Bij routering in MPLS (Multiprotocol Label Switching) worden labels gebruikt om pakketten via een netwerk door te sturen op basis van vooraf bepaalde paden, in plaats van dat de IP-header van elk pakket bij elke router afzonderlijk wordt onderzocht. Zo werkt routering in MPLS: MPLS-routers wijzen labels toe aan pakketten bij de ingangsrouter op basis van doorstuurbeslissingen die worden genomen door traditionele routeringsprotocollen zoals OSPF of BGP. Deze labels vertegenwoordigen vooraf bepaalde paden of “label-switched paths” (LSP’s) via het MPLS-netwerk. Tussenliggende routers binnen het MPLS-domein schakelen pakketten op basis van deze labels in plaats van IP-bestemmingsadressen op te zoeken. Deze labelwisseling zorgt voor een snellere pakketdoorzending en een efficiënter gebruik van netwerkbronnen, omdat MPLS-routers alleen het label hoeven te onderzoeken om de volgende hop langs de LSP te bepalen.
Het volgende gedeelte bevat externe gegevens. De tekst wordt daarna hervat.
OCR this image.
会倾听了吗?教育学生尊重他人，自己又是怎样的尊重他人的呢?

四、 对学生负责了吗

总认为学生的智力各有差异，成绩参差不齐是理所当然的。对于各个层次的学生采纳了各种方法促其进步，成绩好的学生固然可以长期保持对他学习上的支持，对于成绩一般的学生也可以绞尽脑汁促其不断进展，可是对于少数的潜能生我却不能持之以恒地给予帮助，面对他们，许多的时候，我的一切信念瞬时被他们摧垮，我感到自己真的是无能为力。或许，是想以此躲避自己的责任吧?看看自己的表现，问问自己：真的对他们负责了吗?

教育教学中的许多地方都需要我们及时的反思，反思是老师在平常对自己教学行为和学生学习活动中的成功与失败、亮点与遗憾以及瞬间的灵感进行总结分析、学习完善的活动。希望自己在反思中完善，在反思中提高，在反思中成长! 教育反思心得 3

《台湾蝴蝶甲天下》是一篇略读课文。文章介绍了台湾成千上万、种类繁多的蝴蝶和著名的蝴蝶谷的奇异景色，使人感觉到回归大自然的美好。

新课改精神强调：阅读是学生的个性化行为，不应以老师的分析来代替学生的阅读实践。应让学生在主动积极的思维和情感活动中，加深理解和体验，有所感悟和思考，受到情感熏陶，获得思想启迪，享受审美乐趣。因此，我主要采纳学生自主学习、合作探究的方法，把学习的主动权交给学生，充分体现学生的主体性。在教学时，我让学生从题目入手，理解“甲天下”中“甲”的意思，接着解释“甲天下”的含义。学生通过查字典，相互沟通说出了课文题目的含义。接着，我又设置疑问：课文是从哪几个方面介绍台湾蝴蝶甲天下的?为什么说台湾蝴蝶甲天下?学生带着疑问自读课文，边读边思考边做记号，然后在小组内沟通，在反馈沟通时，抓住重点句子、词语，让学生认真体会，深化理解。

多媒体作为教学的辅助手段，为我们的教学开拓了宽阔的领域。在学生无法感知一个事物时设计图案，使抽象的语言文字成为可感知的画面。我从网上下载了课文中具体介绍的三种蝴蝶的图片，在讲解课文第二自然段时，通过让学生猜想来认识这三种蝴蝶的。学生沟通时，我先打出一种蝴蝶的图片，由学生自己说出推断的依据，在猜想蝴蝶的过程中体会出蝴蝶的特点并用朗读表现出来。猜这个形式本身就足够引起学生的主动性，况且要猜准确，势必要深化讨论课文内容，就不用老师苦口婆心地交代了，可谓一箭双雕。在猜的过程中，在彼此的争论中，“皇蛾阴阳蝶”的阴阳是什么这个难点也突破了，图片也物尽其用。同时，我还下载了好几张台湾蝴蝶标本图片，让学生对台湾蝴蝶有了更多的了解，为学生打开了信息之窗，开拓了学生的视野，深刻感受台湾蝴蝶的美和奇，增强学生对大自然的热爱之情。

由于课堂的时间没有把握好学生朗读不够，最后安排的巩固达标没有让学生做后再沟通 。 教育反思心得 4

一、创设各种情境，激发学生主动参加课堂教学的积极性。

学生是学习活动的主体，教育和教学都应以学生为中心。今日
Routing verwijst in het algemeen naar het proces waarbij het beste pad of de beste route voor datapakketten wordt bepaald om via een netwerk van hun bron naar hun bestemming te reizen. Traditionele routeringsprotocollen zoals OSPF en BGP gebruiken routeringstabellen om de beste paden te berekenen en te onderhouden op basis van statistieken zoals het aantal hops, bandbreedte of administratieve voorkeuren. Routers wisselen routeringsinformatie uit om hun routeringstabellen bij te werken en doorstuurbeslissingen te nemen op basis van bestemmings-IP-adressen in pakketheaders. Routingprotocollen zorgen voor een efficiënte pakketbezorging door routes dynamisch aan te passen als reactie op netwerkwijzigingen of -storingen, waardoor de netwerkprestaties en betrouwbaarheid worden geoptimaliseerd.
Het belangrijkste verschil tussen routering en MPLS ligt in hun benadering van het doorsturen van pakketten over netwerken. Routeringsprotocollen zoals OSPF en BGP bepalen paden op basis van bestemmings-IP-adressen en bijbehorende statistieken, waardoor doorstuurbeslissingen dynamisch worden genomen terwijl pakketten het netwerk doorkruisen. MPLS gebruikt daarentegen labels die zijn toegewezen aan pakketten bij het binnenkomen van het netwerk om vooraf bepaalde paden of LSP’s via het MPLS-domein tot stand te brengen. MPLS-routers wisselen pakketten uit op basis van deze labels, waardoor de noodzaak voor herhaalde IP-headerzoekopdrachten wordt verminderd en een snellere en voorspelbaardere pakketdoorzending mogelijk wordt gemaakt. MPLS combineert routing met labelwisseling om de netwerkprestaties, schaalbaarheid en Quality of Service (QoS)-mogelijkheden te verbeteren.
Verkeersroutering houdt in dat datapakketten van hun bron naar hun bestemming worden geleid via een netwerk op basis van vooraf bepaalde paden die zijn vastgesteld door routeringsprotocollen. Bij traditionele IP-routering onderzoeken routers pakketheaders om de volgende hop langs het optimale pad naar het bestemmings-IP-adres te bepalen. Routeringsprotocollen zoals OSPF en BGP berekenen en updaten deze paden dynamisch op basis van de netwerkomstandigheden, waardoor een efficiënte pakketaflevering en fouttolerantie worden gegarandeerd. Verkeersroutering optimaliseert netwerkbronnen door het verkeer over beschikbare paden te verdelen, de Quality of Service (QoS)-vereisten te handhaven en zich in realtime aan te passen aan veranderingen in de netwerktopologie of verkeerspatronen.